Но лебеди не опустились. Воздух над озером темнеет, и белые, теня, тают в нем. Вахеев сидит с приоткрытым ртом.
— Что ж это такое? — начинает бормотать он. — Раз опустились так низко, должны были сесть.
Уже воздух начинает по-утреннему светлеть, а Вахеев все ждет и ждет... Но лебединые стаи высоко и спокойно проносятся над озером, и тростник грустно шуршит и точно кланяется им вслед и просит о чем-то...
Где-то вскрикивает дупель спросонья плаксивым голосом:
— Ты еще тут! — брюзжит Вахеев. — Нужен ты очень!
Воздух все прозрачнее наливается светом. И уже становится видно, что тростник еще не выжжен солнцем до красноватой желтизны, а весело зеленеет метелками: видно и то, как вдали темным пятном проступает курган.
— Нет, уж теперь не сядут... И отчего бы такая немилость? Ведь всегда у нас садились.
Вахеев поднимается и на затекших ногах расслабленно входит в шалаш.
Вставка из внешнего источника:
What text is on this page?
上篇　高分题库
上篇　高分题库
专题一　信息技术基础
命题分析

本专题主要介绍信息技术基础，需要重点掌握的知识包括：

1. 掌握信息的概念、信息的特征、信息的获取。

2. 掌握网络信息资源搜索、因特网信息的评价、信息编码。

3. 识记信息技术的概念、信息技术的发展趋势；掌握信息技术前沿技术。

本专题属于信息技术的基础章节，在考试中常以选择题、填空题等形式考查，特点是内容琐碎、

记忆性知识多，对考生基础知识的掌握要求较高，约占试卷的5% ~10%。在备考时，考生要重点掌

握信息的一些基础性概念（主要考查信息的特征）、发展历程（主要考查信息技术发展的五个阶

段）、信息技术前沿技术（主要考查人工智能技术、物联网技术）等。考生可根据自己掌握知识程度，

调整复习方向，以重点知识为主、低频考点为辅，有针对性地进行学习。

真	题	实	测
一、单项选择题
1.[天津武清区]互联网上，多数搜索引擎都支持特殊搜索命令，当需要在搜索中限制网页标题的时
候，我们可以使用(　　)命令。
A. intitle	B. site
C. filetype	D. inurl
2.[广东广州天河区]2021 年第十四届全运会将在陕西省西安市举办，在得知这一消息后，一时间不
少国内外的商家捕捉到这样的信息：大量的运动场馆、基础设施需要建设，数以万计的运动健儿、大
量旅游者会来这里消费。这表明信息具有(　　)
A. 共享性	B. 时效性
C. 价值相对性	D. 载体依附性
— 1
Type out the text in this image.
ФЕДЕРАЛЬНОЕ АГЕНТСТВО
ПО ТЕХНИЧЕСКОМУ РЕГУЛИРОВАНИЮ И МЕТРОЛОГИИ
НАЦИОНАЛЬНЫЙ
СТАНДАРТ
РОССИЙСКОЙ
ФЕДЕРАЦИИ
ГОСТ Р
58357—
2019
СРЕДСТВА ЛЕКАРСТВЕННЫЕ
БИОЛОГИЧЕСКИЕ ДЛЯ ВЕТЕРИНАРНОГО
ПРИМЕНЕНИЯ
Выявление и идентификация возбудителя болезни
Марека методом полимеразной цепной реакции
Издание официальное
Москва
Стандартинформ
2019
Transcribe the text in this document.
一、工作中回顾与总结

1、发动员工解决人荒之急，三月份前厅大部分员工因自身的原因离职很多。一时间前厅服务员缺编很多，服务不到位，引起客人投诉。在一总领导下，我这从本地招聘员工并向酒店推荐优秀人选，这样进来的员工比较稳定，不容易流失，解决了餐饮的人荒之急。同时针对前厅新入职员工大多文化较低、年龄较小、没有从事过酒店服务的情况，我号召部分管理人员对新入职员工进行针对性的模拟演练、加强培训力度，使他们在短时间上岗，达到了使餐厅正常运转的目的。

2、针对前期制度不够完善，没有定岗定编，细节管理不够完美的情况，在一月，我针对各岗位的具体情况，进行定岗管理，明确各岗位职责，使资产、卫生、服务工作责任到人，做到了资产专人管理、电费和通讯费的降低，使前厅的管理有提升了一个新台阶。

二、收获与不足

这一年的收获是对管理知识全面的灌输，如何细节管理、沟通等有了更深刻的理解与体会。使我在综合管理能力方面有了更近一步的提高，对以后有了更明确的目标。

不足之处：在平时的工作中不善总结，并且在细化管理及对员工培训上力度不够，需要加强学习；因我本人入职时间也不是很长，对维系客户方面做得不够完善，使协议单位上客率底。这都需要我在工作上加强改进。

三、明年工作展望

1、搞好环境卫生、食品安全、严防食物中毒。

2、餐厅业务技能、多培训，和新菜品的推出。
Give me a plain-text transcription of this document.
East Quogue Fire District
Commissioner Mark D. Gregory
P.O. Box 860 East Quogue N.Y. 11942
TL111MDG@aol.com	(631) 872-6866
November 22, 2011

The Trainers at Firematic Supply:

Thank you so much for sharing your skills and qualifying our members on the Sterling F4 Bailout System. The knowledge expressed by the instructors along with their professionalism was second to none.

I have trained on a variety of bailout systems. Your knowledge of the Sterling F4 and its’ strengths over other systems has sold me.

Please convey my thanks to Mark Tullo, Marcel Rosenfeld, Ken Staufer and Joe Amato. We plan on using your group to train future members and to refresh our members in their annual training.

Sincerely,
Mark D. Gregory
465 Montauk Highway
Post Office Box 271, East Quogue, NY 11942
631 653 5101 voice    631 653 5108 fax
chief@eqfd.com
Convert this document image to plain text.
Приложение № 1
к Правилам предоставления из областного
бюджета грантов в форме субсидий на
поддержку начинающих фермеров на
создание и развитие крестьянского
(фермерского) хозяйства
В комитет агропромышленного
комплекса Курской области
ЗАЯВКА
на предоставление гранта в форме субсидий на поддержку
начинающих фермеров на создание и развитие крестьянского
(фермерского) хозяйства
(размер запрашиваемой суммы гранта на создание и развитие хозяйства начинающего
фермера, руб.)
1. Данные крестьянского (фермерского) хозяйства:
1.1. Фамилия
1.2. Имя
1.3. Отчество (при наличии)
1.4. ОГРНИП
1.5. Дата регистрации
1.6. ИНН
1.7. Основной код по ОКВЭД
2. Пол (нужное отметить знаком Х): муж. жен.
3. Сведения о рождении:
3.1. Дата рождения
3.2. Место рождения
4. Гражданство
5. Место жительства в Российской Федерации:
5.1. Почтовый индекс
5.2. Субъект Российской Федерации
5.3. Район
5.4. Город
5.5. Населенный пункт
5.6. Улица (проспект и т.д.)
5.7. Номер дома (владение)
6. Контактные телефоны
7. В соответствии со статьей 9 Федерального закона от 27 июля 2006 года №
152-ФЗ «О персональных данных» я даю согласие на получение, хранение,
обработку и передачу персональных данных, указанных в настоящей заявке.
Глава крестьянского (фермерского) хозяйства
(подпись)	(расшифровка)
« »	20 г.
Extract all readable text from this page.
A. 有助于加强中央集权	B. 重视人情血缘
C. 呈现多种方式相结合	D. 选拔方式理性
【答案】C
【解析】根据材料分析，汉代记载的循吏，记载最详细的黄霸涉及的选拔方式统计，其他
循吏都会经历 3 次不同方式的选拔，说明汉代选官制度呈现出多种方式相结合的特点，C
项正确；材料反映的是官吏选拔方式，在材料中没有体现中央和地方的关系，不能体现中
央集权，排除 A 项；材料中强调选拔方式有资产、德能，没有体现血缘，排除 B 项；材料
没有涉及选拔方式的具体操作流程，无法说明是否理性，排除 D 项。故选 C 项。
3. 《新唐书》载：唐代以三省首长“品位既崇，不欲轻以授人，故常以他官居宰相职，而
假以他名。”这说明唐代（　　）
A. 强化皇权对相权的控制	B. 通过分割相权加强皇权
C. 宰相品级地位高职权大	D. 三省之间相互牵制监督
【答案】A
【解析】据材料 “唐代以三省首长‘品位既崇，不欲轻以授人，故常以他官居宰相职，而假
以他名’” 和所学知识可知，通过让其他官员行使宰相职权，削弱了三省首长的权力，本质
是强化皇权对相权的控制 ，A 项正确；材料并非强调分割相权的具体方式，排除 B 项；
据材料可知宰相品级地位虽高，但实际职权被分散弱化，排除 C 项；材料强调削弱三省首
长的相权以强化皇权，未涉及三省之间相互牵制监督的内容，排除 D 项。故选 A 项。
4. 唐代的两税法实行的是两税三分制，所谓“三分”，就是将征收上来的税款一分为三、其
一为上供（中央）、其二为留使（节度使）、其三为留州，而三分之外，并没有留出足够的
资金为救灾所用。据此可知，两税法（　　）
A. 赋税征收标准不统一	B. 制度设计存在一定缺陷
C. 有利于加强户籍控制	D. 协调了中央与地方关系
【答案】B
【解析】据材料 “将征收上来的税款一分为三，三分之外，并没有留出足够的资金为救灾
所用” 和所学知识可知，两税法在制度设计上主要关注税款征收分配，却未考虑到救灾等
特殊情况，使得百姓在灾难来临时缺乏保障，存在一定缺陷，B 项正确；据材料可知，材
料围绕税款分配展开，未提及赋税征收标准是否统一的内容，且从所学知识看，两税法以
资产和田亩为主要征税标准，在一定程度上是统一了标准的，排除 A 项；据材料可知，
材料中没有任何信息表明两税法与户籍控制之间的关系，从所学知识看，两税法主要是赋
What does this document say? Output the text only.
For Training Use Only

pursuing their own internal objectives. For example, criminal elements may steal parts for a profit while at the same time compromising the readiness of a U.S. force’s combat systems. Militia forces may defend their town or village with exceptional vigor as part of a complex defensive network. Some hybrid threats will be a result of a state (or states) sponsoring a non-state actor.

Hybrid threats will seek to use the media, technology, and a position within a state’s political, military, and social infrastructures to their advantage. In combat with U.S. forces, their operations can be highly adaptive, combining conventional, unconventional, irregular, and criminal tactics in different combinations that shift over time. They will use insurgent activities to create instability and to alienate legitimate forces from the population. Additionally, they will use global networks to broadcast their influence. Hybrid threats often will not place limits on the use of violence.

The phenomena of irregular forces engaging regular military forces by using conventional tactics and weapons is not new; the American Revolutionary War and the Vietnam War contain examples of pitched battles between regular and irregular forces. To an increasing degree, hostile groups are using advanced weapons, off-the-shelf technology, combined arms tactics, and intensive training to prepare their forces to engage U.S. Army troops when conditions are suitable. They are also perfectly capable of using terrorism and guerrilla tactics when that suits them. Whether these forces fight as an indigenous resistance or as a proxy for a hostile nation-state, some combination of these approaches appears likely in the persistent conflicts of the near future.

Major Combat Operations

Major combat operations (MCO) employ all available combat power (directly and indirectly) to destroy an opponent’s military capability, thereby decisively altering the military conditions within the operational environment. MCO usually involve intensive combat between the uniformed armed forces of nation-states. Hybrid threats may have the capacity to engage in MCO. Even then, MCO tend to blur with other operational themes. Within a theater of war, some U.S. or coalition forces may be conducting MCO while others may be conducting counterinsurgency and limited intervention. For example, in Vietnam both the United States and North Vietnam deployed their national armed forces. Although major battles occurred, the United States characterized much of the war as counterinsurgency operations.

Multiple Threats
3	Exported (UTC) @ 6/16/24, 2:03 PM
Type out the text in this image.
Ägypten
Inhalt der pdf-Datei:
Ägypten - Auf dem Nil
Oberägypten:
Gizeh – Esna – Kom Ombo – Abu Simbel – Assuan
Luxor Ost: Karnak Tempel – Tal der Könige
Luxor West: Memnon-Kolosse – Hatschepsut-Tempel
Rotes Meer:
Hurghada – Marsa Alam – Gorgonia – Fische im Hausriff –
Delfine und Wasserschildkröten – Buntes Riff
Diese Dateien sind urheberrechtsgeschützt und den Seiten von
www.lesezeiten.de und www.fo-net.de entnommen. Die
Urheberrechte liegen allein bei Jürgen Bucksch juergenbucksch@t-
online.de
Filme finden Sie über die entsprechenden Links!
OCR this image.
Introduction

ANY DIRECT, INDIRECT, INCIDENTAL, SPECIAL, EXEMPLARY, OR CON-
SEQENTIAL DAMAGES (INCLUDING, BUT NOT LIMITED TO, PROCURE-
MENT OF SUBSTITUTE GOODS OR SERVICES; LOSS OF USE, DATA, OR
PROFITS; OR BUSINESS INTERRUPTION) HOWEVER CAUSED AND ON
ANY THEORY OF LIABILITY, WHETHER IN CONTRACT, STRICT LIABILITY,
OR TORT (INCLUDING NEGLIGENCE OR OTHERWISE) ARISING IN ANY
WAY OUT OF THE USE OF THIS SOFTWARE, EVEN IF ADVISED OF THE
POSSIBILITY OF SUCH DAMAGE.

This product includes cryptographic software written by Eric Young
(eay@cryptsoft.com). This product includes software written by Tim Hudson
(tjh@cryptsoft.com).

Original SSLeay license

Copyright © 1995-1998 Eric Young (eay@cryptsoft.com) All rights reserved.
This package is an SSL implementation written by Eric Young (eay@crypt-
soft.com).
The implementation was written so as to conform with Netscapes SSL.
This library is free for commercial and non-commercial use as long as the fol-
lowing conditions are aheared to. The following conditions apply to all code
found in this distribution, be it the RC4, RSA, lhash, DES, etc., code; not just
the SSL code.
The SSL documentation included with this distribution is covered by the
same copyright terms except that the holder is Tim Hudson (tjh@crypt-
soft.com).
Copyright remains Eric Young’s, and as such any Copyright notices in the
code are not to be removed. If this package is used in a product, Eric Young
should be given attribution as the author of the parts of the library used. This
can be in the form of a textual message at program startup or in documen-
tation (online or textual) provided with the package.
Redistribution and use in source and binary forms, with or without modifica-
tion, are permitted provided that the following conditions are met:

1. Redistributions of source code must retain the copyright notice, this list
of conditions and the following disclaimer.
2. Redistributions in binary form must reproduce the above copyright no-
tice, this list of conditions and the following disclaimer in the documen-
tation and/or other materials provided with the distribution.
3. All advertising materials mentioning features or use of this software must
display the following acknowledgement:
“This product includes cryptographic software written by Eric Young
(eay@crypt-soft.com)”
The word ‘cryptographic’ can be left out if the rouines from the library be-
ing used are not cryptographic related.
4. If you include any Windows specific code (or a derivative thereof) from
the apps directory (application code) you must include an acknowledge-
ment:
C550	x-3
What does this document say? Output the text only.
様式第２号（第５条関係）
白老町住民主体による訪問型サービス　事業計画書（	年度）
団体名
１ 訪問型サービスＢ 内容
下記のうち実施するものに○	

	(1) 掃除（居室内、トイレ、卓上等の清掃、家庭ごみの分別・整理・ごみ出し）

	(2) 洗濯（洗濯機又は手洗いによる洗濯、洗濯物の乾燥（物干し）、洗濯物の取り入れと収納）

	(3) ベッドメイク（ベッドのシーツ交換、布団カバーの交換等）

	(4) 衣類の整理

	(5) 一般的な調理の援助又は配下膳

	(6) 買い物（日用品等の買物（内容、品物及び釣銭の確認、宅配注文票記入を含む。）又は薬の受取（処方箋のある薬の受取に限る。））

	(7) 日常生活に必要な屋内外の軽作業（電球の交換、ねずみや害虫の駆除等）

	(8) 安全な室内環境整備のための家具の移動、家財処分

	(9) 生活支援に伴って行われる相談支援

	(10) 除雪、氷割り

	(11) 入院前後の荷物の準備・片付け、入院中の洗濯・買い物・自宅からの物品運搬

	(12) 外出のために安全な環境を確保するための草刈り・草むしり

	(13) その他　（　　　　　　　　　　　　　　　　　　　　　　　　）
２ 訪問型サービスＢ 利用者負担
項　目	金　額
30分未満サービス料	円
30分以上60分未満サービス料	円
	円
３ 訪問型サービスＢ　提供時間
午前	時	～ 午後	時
Там, привольно развалясь на соломе, все хранит и храпит Костя Чубенко, и лицо у него порозовело, округлилось от здорового сна, тогда как у Вахеева оно теперь дрябло сморщилось.
— Костенька... Голубчик!.. — зовет старик и дергает парня за рубаху. — Проснись, красавец мой! Дело тут, понимаешь, такое...
Костя спросонья открывает мутный глаз и отмахивается.
— Нет, ты встань, встань!
Костя ворочается и открывает второй глаз.
— Лебеди, понимаешь ли...
— Да что лебеди? — сердито обрывает Костя.— Ведь сказано было: не будить! Сели, ну и ладно.
— Да не сели, вишь, дело-то какое. Лапкой не коснулись нашего озера.
— Что-о-о?
Глаза у Кости делаются выпуклыми и наливаются синевой.
— Не сели, говоришь?.. Не сели? — переспрашивает он и хохочет. — Да ведь это здорово, Потап Егорыч! Выходит, лебеди теперь смогут отдохнуть в самой глубокой степи. Вдоволь там стало колхозных водоемов!
— Так-то оно так... — Вахеев часто помаргивает. — А только...
— Нет, ты постой! Выходит-то: степь паша здорово посвежела!.. А ну-ка выйдем.